La stratégie de la victimisation

Le Hamas, lui, a parfaitement compris la logique médiatique de notre temps. Son objectif n’est pas de protéger sa population, mais de la sacrifier. En se dissimulant parmi les civils, en installant ses infrastructures militaires sous les écoles et les hôpitaux, il fabrique délibérément les conditions de la tragédie. Chaque enfant tué devient une arme de propagande. Chaque image de ruine est une victoire politique.

L’opinion publique occidentale, saturée d’images, se laisse prendre à ce piège. Elle inverse la causalité : ce ne sont plus les islamistes qui causent la mort de leurs propres enfants, mais l’armée israélienne qui les ciblerait volontairement. On entre alors dans un univers de mythes, où la compassion pour la victime l’emporte sur toute analyse des responsabilités.

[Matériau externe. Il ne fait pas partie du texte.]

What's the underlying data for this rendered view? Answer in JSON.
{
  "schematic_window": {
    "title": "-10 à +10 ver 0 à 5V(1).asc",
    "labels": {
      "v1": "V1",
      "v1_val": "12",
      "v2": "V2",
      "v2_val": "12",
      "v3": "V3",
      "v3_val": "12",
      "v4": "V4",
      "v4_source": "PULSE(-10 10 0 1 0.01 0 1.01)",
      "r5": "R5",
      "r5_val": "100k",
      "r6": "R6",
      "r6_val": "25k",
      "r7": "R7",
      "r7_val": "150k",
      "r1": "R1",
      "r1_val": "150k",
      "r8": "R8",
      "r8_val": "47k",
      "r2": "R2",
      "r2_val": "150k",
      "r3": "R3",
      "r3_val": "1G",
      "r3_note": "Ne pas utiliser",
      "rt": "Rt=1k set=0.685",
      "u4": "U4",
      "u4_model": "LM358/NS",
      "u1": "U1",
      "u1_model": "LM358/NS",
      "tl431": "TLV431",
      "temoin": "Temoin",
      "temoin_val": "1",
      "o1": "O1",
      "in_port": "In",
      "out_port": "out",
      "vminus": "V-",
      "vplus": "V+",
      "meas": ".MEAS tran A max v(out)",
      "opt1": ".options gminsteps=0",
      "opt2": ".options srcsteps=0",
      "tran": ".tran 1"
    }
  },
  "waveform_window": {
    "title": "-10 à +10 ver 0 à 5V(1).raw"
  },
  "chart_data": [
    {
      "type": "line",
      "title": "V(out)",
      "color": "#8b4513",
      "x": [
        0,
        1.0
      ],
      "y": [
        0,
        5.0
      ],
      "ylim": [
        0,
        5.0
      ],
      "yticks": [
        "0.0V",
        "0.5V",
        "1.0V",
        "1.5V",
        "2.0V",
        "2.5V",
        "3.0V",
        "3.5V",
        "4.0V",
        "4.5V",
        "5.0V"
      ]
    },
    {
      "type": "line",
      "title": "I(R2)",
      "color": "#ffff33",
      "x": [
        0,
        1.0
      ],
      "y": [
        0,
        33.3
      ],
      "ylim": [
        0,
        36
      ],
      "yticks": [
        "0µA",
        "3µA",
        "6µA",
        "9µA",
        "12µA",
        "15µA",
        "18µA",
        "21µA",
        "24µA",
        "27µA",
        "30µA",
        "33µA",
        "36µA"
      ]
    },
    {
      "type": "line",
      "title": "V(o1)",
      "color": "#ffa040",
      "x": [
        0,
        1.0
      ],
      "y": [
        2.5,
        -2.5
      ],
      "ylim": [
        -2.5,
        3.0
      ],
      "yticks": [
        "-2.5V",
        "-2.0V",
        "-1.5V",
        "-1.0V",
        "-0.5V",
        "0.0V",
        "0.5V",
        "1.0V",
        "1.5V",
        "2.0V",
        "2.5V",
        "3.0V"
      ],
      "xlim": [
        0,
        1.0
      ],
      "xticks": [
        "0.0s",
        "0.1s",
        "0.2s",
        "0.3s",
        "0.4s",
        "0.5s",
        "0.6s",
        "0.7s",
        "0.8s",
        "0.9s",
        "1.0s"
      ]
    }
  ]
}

L’ONU et la légitimité ambiguë

C’est dans ce contexte qu’intervient la reconnaissance de l’État palestinien à l’ONU par certains pays européens, suivis par la France. En soi, l’idée d’un État palestinien n’a rien d’illégitime : elle correspond à la solution des deux États envisagée depuis des décennies.

Mais la situation concrète est tout autre. Le Hamas domine Gaza, il influence profondément l’opinion palestinienne, et il pourrait à nouveau remporter des élections libres. Reconnaître l’État palestinien aujourd’hui, c’est donc conférer indirectement une légitimité à un mouvement que nous qualifions ailleurs de terroriste. C’est vouloir la paix tout en consacrant comme interlocuteur un acteur qui nie jusqu’au droit d’exister de l’État voisin.

Le symptôme d’une crise occidentale

L’« incompréhension radicale » n’est pas un simple aveuglement. Elle révèle une crise plus profonde de nos sociétés. Nous avons perdu la capacité d’appliquer des principes universels sans exception. Nous nous laissons guider par l’image immédiate, par la compassion sélective, par la mauvaise conscience historique.

En refusant de voir dans le Hamas ce qu’il est – un islamisme parmi d’autres – nous trahissons nos propres critères. Nous croyons défendre une cause humanitaire, mais nous légitimons un projet totalitaire. Nous croyons œuvrer pour la paix, mais nous alimentons la guerre.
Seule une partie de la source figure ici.